Jeremy Allen White : entretien avec l'acteur de «The Bear», devenu incontournable à Hollywood

« Ma mère me tient au courant de ce qui se raconte sur Twitter, c’est plutôt rigolo. »
Haut et pantalon Ferragamo Boots Alessandro Vasini Montre Omega Bagues Bulgari  et David Yurman
Haut et pantalon Ferragamo Boots Alessandro Vasini Montre Omega Bagues Bulgari (main droite) et David Yurman (main gauche)Steven Klein pour Vanity Fair

« Oui chef. » Après dix ans passés à incarner Phillip Gallagher dans la série culte Shameless, ces deux petits mots ont hissé notre homme au faîte de la gloire. Son interprétation du chef cuisinier Carmy dans la série FX The Bear lui a en effet valu de rafler deux Golden Globes et un Prix de la critique. La saison deux, qui s’apprête à sortir, a aiguisé l’appétit des fans du monde entier. Depuis, l’acteur, qui apparaît sur la couverture de notre numéro consacré à la jeune garde d’Hollywood, a tourné le film de science-fiction Fingernails pour Apple TV, et incarnera prochainement le catcheur Kerry Von Erich dans le film The Iron Claw aux côtés de Zac Efron. 

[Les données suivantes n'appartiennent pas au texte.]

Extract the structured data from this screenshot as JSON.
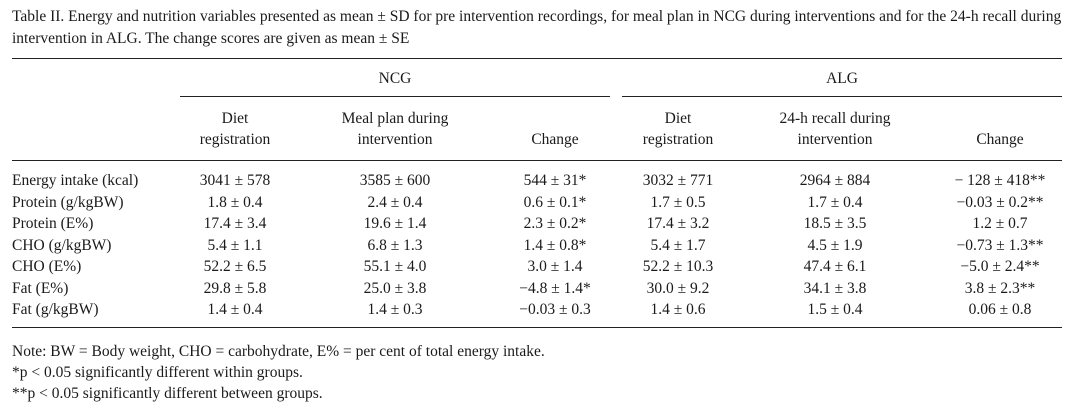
{
  "caption": "Table II. Energy and nutrition variables presented as mean ± SD for pre intervention recordings, for meal plan in NCG during interventions and for the 24-h recall during intervention in ALG. The change scores are given as mean ± SE",
  "groups": [
    "NCG",
    "ALG"
  ],
  "columns": [
    {
      "line1": "Diet",
      "line2": "registration"
    },
    {
      "line1": "Meal plan during",
      "line2": "intervention"
    },
    {
      "line1": "",
      "line2": "Change"
    },
    {
      "line1": "Diet",
      "line2": "registration"
    },
    {
      "line1": "24-h recall during",
      "line2": "intervention"
    },
    {
      "line1": "",
      "line2": "Change"
    }
  ],
  "rows": [
    {
      "label": "Energy intake (kcal)",
      "values": [
        "3041 ± 578",
        "3585 ± 600",
        "544 ± 31*",
        "3032 ± 771",
        "2964 ± 884",
        "− 128 ± 418**"
      ]
    },
    {
      "label": "Protein (g/kgBW)",
      "values": [
        "1.8 ± 0.4",
        "2.4 ± 0.4",
        "0.6 ± 0.1*",
        "1.7 ± 0.5",
        "1.7 ± 0.4",
        "−0.03 ± 0.2**"
      ]
    },
    {
      "label": "Protein (E%)",
      "values": [
        "17.4 ± 3.4",
        "19.6 ± 1.4",
        "2.3 ± 0.2*",
        "17.4 ± 3.2",
        "18.5 ± 3.5",
        "1.2 ± 0.7"
      ]
    },
    {
      "label": "CHO (g/kgBW)",
      "values": [
        "5.4 ± 1.1",
        "6.8 ± 1.3",
        "1.4 ± 0.8*",
        "5.4 ± 1.7",
        "4.5 ± 1.9",
        "−0.73 ± 1.3**"
      ]
    },
    {
      "label": "CHO (E%)",
      "values": [
        "52.2 ± 6.5",
        "55.1 ± 4.0",
        "3.0 ± 1.4",
        "52.2 ± 10.3",
        "47.4 ± 6.1",
        "−5.0 ± 2.4**"
      ]
    },
    {
      "label": "Fat (E%)",
      "values": [
        "29.8 ± 5.8",
        "25.0 ± 3.8",
        "−4.8 ± 1.4*",
        "30.0 ± 9.2",
        "34.1 ± 3.8",
        "3.8 ± 2.3**"
      ]
    },
    {
      "label": "Fat (g/kgBW)",
      "values": [
        "1.4 ± 0.4",
        "1.4 ± 0.3",
        "−0.03 ± 0.3",
        "1.4 ± 0.6",
        "1.5 ± 0.4",
        "0.06 ± 0.8"
      ]
    }
  ],
  "notes": [
    "Note: BW = Body weight, CHO = carbohydrate, E% = per cent of total energy intake.",
    "*p < 0.05 significantly different within groups.",
    "**p < 0.05 significantly different between groups."
  ]
}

Votre carrière ressemble un peu à celle du personnage de Carmy dans The Bear. Rien ne garantissait le succès de la série lors du tournage de la première saison, mais la deuxième suscite énormément d’attentes, tout comme le nouveau restaurant que s’apprête à ouvrir Carmy. Comment vous expliquez-vous ce phénomène ?
C’est très agréable, mais c’est vrai que j’aborde le tournage de la deuxième saison avec un peu plus d’appréhension, car les gens plaquent beaucoup d’interprétations sur notre série. Quand on lit trop de critiques, on a l’impression que ce qui n’était qu’une petite chose qu’on faisait entre nous est devenu un énorme machin. J’ai bon espoir qu’on puisse laisser de côté le bruit du monde pour se concentrer. 

Sur les réseaux sociaux, dès qu’une nouvelle image de vous paraît, que ce soit une photo du tournage de The Bear ou d’un shoot, il y a beaucoup de commentaires enthousiastes et elle se retrouve très vite détournée en mème. Qu’est-ce que ça vous fait ?
Je n’y prête pas trop d’attention. Ma mère me tient au courant de ce qui se raconte sur Twitter, c’est plutôt rigolo. Je suis acteur depuis que j’ai 18 ans. J’ai joué dans la série Shameless pendant 11 ans. On a eu beaucoup de succès, mais on me remarquait beaucoup moins qu’aujourd’hui. J'ai eu de la chance que cela se soit produit de façon si progressive, parce que ça m’a laissé le temps de prendre mes marques. Je n'envie pas les jeunes acteurs ou les personnes inexpérimentées qui se retrouvent du jour au lendemain sous les spotlights, ça peut-être une expérience assez vertigineuse. Ça aurait certainement été plus difficile pour moi si j’étais célibataire et que je n’avais pas d’enfants [l’acteur a deux filles, Ezer et Dolores, avec sa compagne Addison Timlin] ou plus simplement si j’étais plus jeune et crétin. Si on n’a pas des bases solides en dehors de sa carrière, on peut vivre une existence très solitaire. 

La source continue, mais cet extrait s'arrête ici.